NVME aborting outstanding i/o and controller resets

Warner Losh imp at bsdimp.com
Sat Apr 13 00:38:01 UTC 2019

On Fri, Apr 12, 2019, 1:22 PM Patrick M. Hausen <hausen at punkt.de> wrote:

> Hi Warner,
> thanks for taking the time again …
> > OK. This means that whatever I/O workload we've done has caused the NVME
> card to stop responding for 30s, so we reset it.
> I figured as much ;-)
> > So it's an intel card.
> Yes - I already added this info several times. 6 of them, 2.5“ NVME „disk
> drives“.

Yea, it was more of a knowing sigh...

> OK. That suggests Intel has a problem with their firmware.
> I came across this one:
> https://bugs.freebsd.org/bugzilla/show_bug.cgi?id=211713
> Is it more probable that Intel has got buggy firmware here than that
> „we“ are missing interrupts?

More probable bad firmware. One of the things I think that is in HEAD is a
mitigation for this that looks for completed IO on timeout before doing a

The mainboard is the Supermicro H11SSW-NT. Two NVME drive bays share
> a connector on the mainboard:
>         NVMe Ports ( NVMe 0~7, 10, 11, 14, 15)
>         The H11SSW-iN/NT has tweleve (12) NVMe ports (2 ports per 1 Slim
> SAS connector) on the motherboard.
>         These ports provide high-speed, low-latency PCI-E 3.0 x4
> connections directly from the CPU to NVMe Solid
>         State (SSD) drives.

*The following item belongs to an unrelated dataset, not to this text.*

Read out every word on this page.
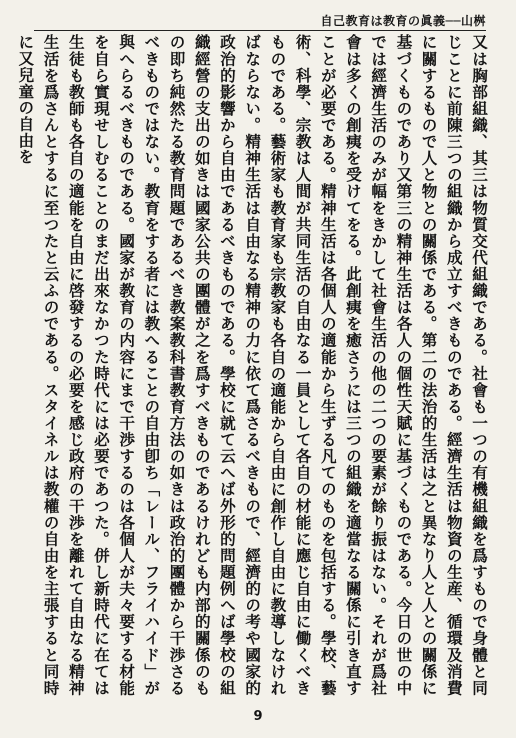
自己教育は教育の眞義──山桝

又は胸部組織、其三は物質交代組織である。社會も一つの有機組織を爲すもので身體と同じことに前陳三つの組織から成立すべきものである。經濟生活は物資の生産、循環及消費に關するもので人と物との關係である。第二の法治的生活は之と異なり人と人との關係に基づくものであり又第三の精神生活は各人の個性天賦に基づくものである。今日の世の中では經濟生活のみが幅をきかして社會生活の他の二つの要素が餘り振はない。それが爲社會は多くの創痍を受けてをる。此創痍を癒さうには三つの組織を適當なる關係に引き直すことが必要である。精神生活は各個人の適能から生ずる凡てのものを包括する。學校、藝術、科學、宗教は人間が共同生活の自由なる一員として各自の材能に應じ自由に働くべきものである。藝術家も教育家も宗教家も各自の適能から自由に創作し自由に教導しなければならない。精神生活は自由なる精神の力に依て爲さるべきもので、經濟的の考や國家的政治的影響から自由であるべきものである。學校に就て云へば外形的問題例へば學校の組織經營の支出の如きは國家公共の團體が之を爲すべきものであるけれども内部的關係のもの即ち純然たる教育問題であるべき教案教科書教育方法の如きは政治的團體から干渉さるべきものではない。教育をする者には教へることの自由卽ち「レール、フライハイド」が與へらるべきものである。國家が教育の内容にまで干渉するのは各個人が夫々要する材能を自ら實現せしむることのまだ出來なかつた時代には必要であつた。併し新時代に在ては生徒も教師も各自の適能を自由に啓發するの必要を感じ政府の干渉を離れて自由なる精神生活を爲さんとするに至つたと云ふのである。スタイネルは教權の自由を主張すると同時に又兒童の自由を

9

This greatly increases SSD data- throughput
> performance and significantly reduces PCI-E
>         latency by simplifying driver/software requirements resulting from
> direct PCI-E interface from the CPU to the NVMe SSD drives.
> Is this purely mechanical or do two drives share PCI-E resources? Which
> would explain
> why the problems always come in pairs (nvme6 and nvme7, for example).

I'm unfamiliar with this setup, but coming in pairs increases the missed
interrupt theory in my mind. Firmware issues usually don't come in pairs.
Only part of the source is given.